I also read the Red Sonja wiki. So the original backstory was that she was a farm girl and her whole family was murdered and she was a victim of rape and left for dead. She had tried to help her family, but could barely wield her brother's dropped sword. Left for dead the warrior goddess Scáthach comes to her in a dream and gifts her with incredible fighting skills, on the condition that she never lie with a man unless he defeats her in fair combat.
Gail Simone in her 'feminist' reboot got rid of the rape, the mystical goddess link, and the chastity requirement. Her argument was basically why does Conan get to sleep with anything and everyone he wants to while his female counterpart has to sacrifice desire, love, and passion for her power? It is a fair point. So Simone's reboot of the character (the current incarnation) she has no such limits and is also bisexual.
Now, in probably a failing of my own understanding of storytelling, I quickly grew bored of new Sonja (despite the presence of the chainmail bikini). She had basically transformed into a Conan clone (to me).
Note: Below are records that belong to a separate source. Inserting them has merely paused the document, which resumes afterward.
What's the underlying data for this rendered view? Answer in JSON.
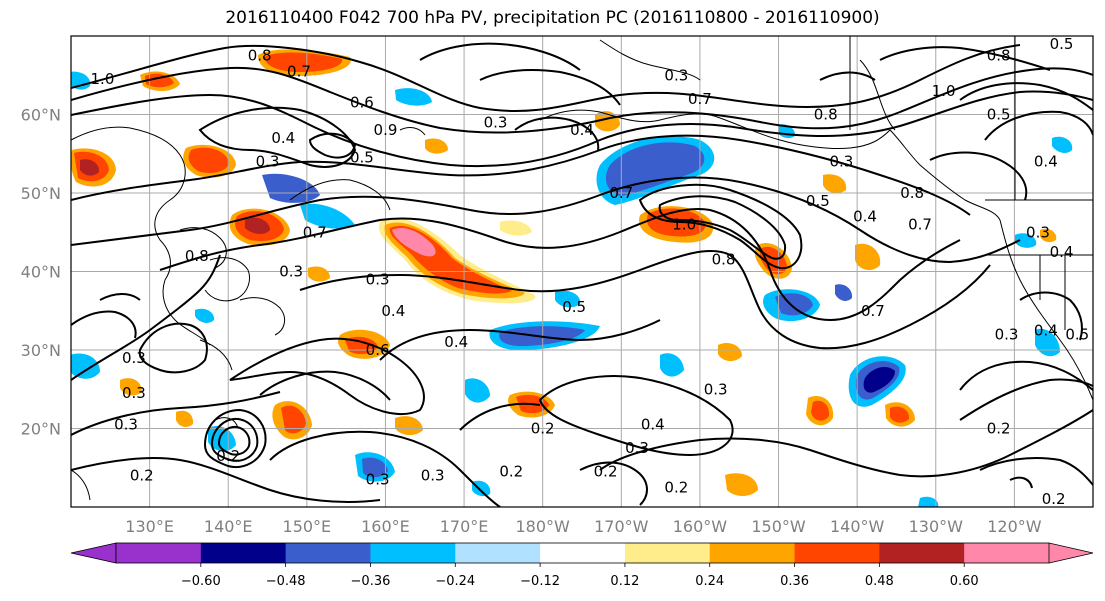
{
  "title": "2016110400 F042 700 hPa PV, precipitation PC (2016110800 - 2016110900)",
  "lat_labels": [
    "60°N",
    "50°N",
    "40°N",
    "30°N",
    "20°N"
  ],
  "lat_values": [
    60,
    50,
    40,
    30,
    20
  ],
  "lon_labels": [
    "130°E",
    "140°E",
    "150°E",
    "160°E",
    "170°E",
    "180°W",
    "170°W",
    "160°W",
    "150°W",
    "140°W",
    "130°W",
    "120°W"
  ],
  "map_extent": {
    "lon_min": 120,
    "lon_max": 250,
    "lat_min": 10,
    "lat_max": 70
  },
  "colorbar": {
    "ticks": [
      "−0.60",
      "−0.48",
      "−0.36",
      "−0.24",
      "−0.12",
      "0.12",
      "0.24",
      "0.36",
      "0.48",
      "0.60"
    ],
    "colors": [
      "#9932cc",
      "#00008b",
      "#3a5fcd",
      "#00bfff",
      "#b0e2ff",
      "#ffffff",
      "#ffec8b",
      "#ffa500",
      "#ff4500",
      "#b22222",
      "#ff88aa",
      "#ff88aa"
    ],
    "extend": "both"
  },
  "contour_labels": [
    {
      "text": "0.8",
      "lon": 144,
      "lat": 67.5
    },
    {
      "text": "0.7",
      "lon": 149,
      "lat": 65.5
    },
    {
      "text": "1.0",
      "lon": 124,
      "lat": 64.5
    },
    {
      "text": "0.6",
      "lon": 157,
      "lat": 61.5
    },
    {
      "text": "0.4",
      "lon": 147,
      "lat": 57
    },
    {
      "text": "0.3",
      "lon": 145,
      "lat": 54
    },
    {
      "text": "0.5",
      "lon": 157,
      "lat": 54.5
    },
    {
      "text": "0.9",
      "lon": 160,
      "lat": 58
    },
    {
      "text": "0.3",
      "lon": 174,
      "lat": 59
    },
    {
      "text": "0.4",
      "lon": 185,
      "lat": 58
    },
    {
      "text": "0.7",
      "lon": 200,
      "lat": 62
    },
    {
      "text": "0.3",
      "lon": 197,
      "lat": 65
    },
    {
      "text": "0.8",
      "lon": 216,
      "lat": 60
    },
    {
      "text": "0.3",
      "lon": 218,
      "lat": 54
    },
    {
      "text": "0.5",
      "lon": 215,
      "lat": 49
    },
    {
      "text": "0.4",
      "lon": 221,
      "lat": 47
    },
    {
      "text": "0.7",
      "lon": 228,
      "lat": 46
    },
    {
      "text": "0.8",
      "lon": 227,
      "lat": 50
    },
    {
      "text": "1.0",
      "lon": 231,
      "lat": 63
    },
    {
      "text": "0.5",
      "lon": 238,
      "lat": 60
    },
    {
      "text": "0.8",
      "lon": 238,
      "lat": 67.5
    },
    {
      "text": "0.5",
      "lon": 246,
      "lat": 69
    },
    {
      "text": "0.4",
      "lon": 244,
      "lat": 54
    },
    {
      "text": "0.3",
      "lon": 243,
      "lat": 45
    },
    {
      "text": "0.4",
      "lon": 246,
      "lat": 42.5
    },
    {
      "text": "0.7",
      "lon": 190,
      "lat": 50
    },
    {
      "text": "1.0",
      "lon": 198,
      "lat": 46
    },
    {
      "text": "0.8",
      "lon": 203,
      "lat": 41.5
    },
    {
      "text": "0.8",
      "lon": 136,
      "lat": 42
    },
    {
      "text": "0.7",
      "lon": 151,
      "lat": 45
    },
    {
      "text": "0.3",
      "lon": 148,
      "lat": 40
    },
    {
      "text": "0.3",
      "lon": 159,
      "lat": 39
    },
    {
      "text": "0.4",
      "lon": 161,
      "lat": 35
    },
    {
      "text": "0.5",
      "lon": 184,
      "lat": 35.5
    },
    {
      "text": "0.4",
      "lon": 169,
      "lat": 31
    },
    {
      "text": "0.6",
      "lon": 159,
      "lat": 30
    },
    {
      "text": "0.7",
      "lon": 222,
      "lat": 35
    },
    {
      "text": "0.3",
      "lon": 239,
      "lat": 32
    },
    {
      "text": "0.4",
      "lon": 244,
      "lat": 32.5
    },
    {
      "text": "0.5",
      "lon": 248,
      "lat": 32
    },
    {
      "text": "0.3",
      "lon": 128,
      "lat": 29
    },
    {
      "text": "0.3",
      "lon": 127,
      "lat": 20.5
    },
    {
      "text": "0.3",
      "lon": 128,
      "lat": 24.5
    },
    {
      "text": "0.3",
      "lon": 202,
      "lat": 25
    },
    {
      "text": "0.4",
      "lon": 194,
      "lat": 20.5
    },
    {
      "text": "0.3",
      "lon": 192,
      "lat": 17.5
    },
    {
      "text": "0.2",
      "lon": 180,
      "lat": 20
    },
    {
      "text": "0.2",
      "lon": 197,
      "lat": 12.5
    },
    {
      "text": "0.2",
      "lon": 188,
      "lat": 14.5
    },
    {
      "text": "0.3",
      "lon": 166,
      "lat": 14
    },
    {
      "text": "0.3",
      "lon": 159,
      "lat": 13.5
    },
    {
      "text": "0.2",
      "lon": 129,
      "lat": 14
    },
    {
      "text": "0.2",
      "lon": 176,
      "lat": 14.5
    },
    {
      "text": "0.2",
      "lon": 238,
      "lat": 20
    },
    {
      "text": "0.2",
      "lon": 245,
      "lat": 11
    },
    {
      "text": "0.2",
      "lon": 140,
      "lat": 16.5
    }
  ]
}
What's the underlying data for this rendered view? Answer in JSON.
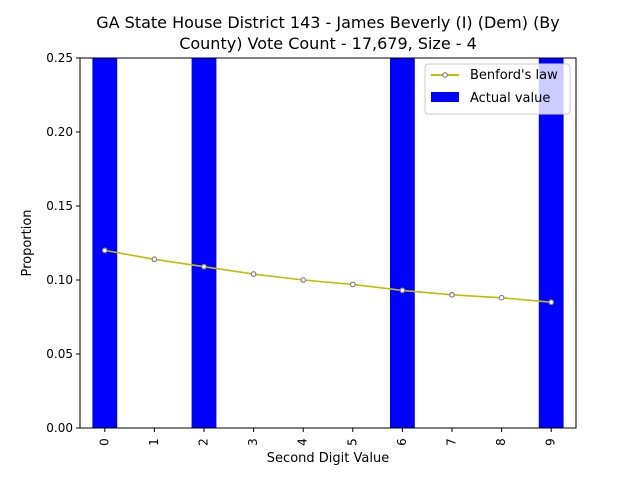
{
  "chart_data": {
    "type": "bar",
    "title_lines": [
      "GA State House District 143 - James Beverly (I) (Dem) (By",
      "County) Vote Count - 17,679, Size - 4"
    ],
    "xlabel": "Second Digit Value",
    "ylabel": "Proportion",
    "categories": [
      "0",
      "1",
      "2",
      "3",
      "4",
      "5",
      "6",
      "7",
      "8",
      "9"
    ],
    "ylim": [
      0,
      0.25
    ],
    "yticks": [
      "0.00",
      "0.05",
      "0.10",
      "0.15",
      "0.20",
      "0.25"
    ],
    "ytick_values": [
      0,
      0.05,
      0.1,
      0.15,
      0.2,
      0.25
    ],
    "grid": false,
    "legend_position": "top-right",
    "series": [
      {
        "name": "Actual value",
        "kind": "bar",
        "color": "#0000ff",
        "values": [
          0.25,
          0,
          0.25,
          0,
          0,
          0,
          0.25,
          0,
          0,
          0.25
        ]
      },
      {
        "name": "Benford's law",
        "kind": "line",
        "color": "#bfbf00",
        "marker_color": "#808080",
        "values": [
          0.12,
          0.114,
          0.109,
          0.104,
          0.1,
          0.097,
          0.093,
          0.09,
          0.088,
          0.085
        ]
      }
    ],
    "legend": [
      {
        "label": "Benford's law",
        "kind": "line"
      },
      {
        "label": "Actual value",
        "kind": "bar"
      }
    ]
  }
}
So I stopped reading years ago.
But doing my research for this chapter I learned some things. Who, for example, was Scáthach? The wiki had a convenient link. Scáthach, in Irish folklore she is the legendary Scottish warrior woman and martial arts teacher who trains the hero Cú Chulainn. Well that was interesting! Sonja's original creators linked her to Irish myth. Wait, Scáthach had a sister-rival named Aife? Who is Aife? Aife attacked her sister's home while Cú Chulainn was in training and engaged the hero in single combat. She broke his sword in the fighting, but he distracts her by telling her that her horse and chariot is about to go off a cliff. By this deception he takes her prisoner, and makes her swear an oath to sleep with him and bear him a son. Now the whole reason Cú Chulainn is training with Scáthach is so he can be worthy of his future wife, Emer. So, finishing his training, Cú Chulainn heads back to Ireland leaving a pregnant Aife behind. He tells her to send their son to Ireland when he is of age and also that his son is to tell no one who he is. Cú Chulainn ends up killing his son, only realizing who he was after his death.
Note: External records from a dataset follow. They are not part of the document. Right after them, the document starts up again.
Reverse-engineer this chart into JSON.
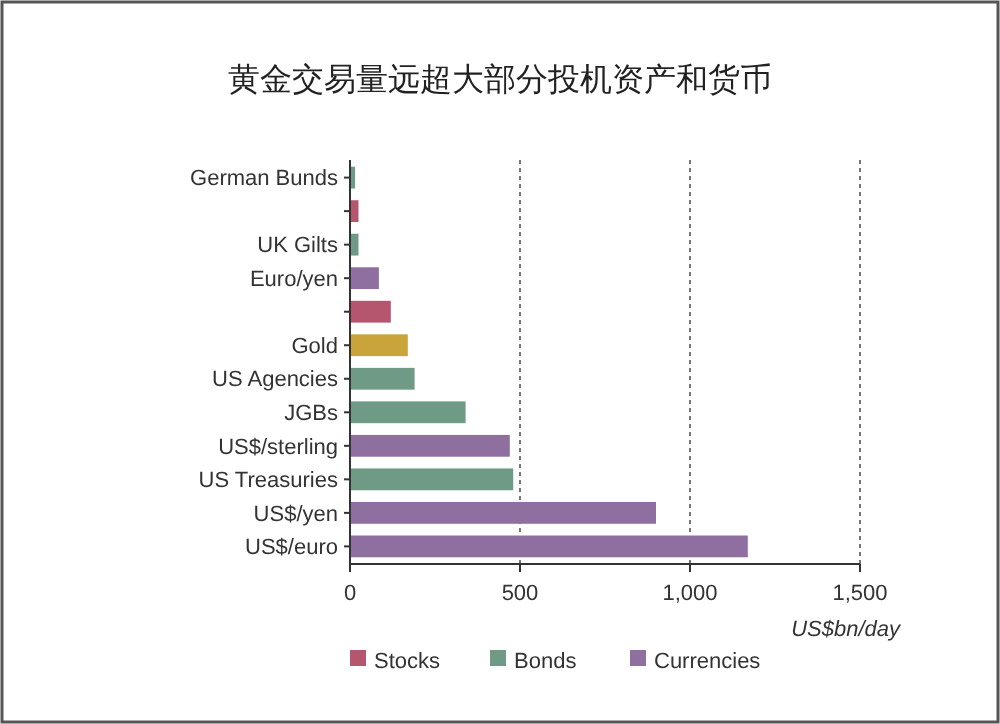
{
  "chart_data": {
    "type": "bar",
    "orientation": "horizontal",
    "title": "黄金交易量远超大部分投机资产和货币",
    "xlabel": "US$bn/day",
    "categories": [
      "German Bunds",
      null,
      "UK Gilts",
      "Euro/yen",
      null,
      "Gold",
      "US Agencies",
      "JGBs",
      "US$/sterling",
      "US Treasuries",
      "US$/yen",
      "US$/euro"
    ],
    "series": [
      {
        "name": "Stocks",
        "color": "#b5566e",
        "values": [
          null,
          25,
          null,
          null,
          120,
          null,
          null,
          null,
          null,
          null,
          null,
          null
        ]
      },
      {
        "name": "Bonds",
        "color": "#6f9a86",
        "values": [
          15,
          null,
          25,
          null,
          null,
          null,
          190,
          340,
          null,
          480,
          null,
          null
        ]
      },
      {
        "name": "Currencies",
        "color": "#8e6fa0",
        "values": [
          null,
          null,
          null,
          85,
          null,
          null,
          null,
          null,
          470,
          null,
          900,
          1170
        ]
      },
      {
        "color": "#c9a43a",
        "values": [
          null,
          null,
          null,
          null,
          null,
          170,
          null,
          null,
          null,
          null,
          null,
          null
        ]
      }
    ],
    "xlim": [
      0,
      1500
    ],
    "xticks": [
      0,
      500,
      {
        "value": 1000,
        "label": "1,000"
      },
      {
        "value": 1500,
        "label": "1,500"
      }
    ],
    "grid": "x",
    "legend": "bottom"
  }
}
So, if you're keeping track, Aife is this mighty warrior goddess who, only through treachery, is forced (by oath) to sleep with and be impregnated by the hero. She is then left by him and then the same jerk kills their son because of the stupid rules he himself imposed.
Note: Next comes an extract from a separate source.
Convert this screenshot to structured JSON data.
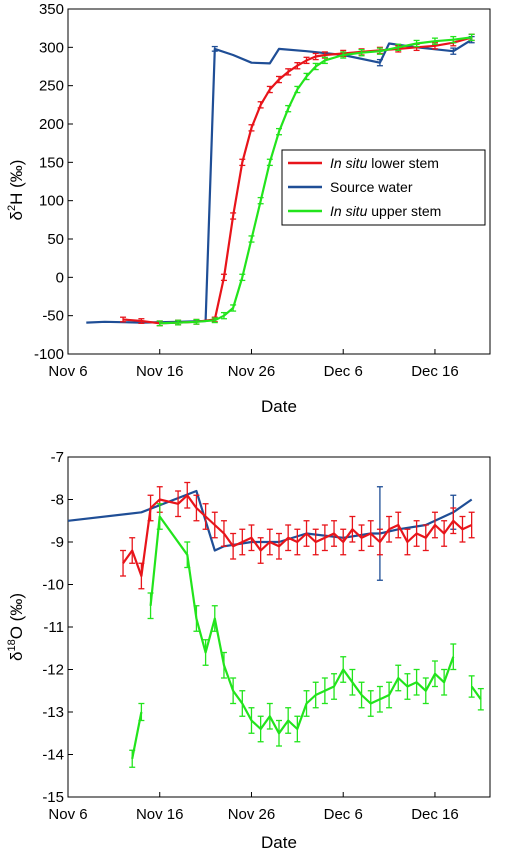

Reading this I sat back and thought, "Why did the creators use Scáthach as the source of Sonja's power? Aife CLEARLY would have an ax to grind against the world (or sword as the case may be). I suddenly imagined a Sonja who was a simple farm girl at heart, who had the good memories of her upbringing to balance against her trauma and now has to channel the raging power of a vengeful and wronged goddess inside her who wants to see the world burn to become the champion the Hyborian Age desperately needs. And I really wanted to read those tales! (with Mary Wilshire style art) This is where you say, anyone who has read this far, "You've got like 20 to 40 people reading your story, max between the two sites, and *you* think you know the direction someone should take an IP that has been around since the 70s? Give me a break, ha ha. :)
The point is I planned this Sonja reference as a joke, but through research it morphed, and I got an appreciation of who she was to me as a kid, who she is to her female fans, and how she is not as simple as I thought. It was all very interesting (to me anyway).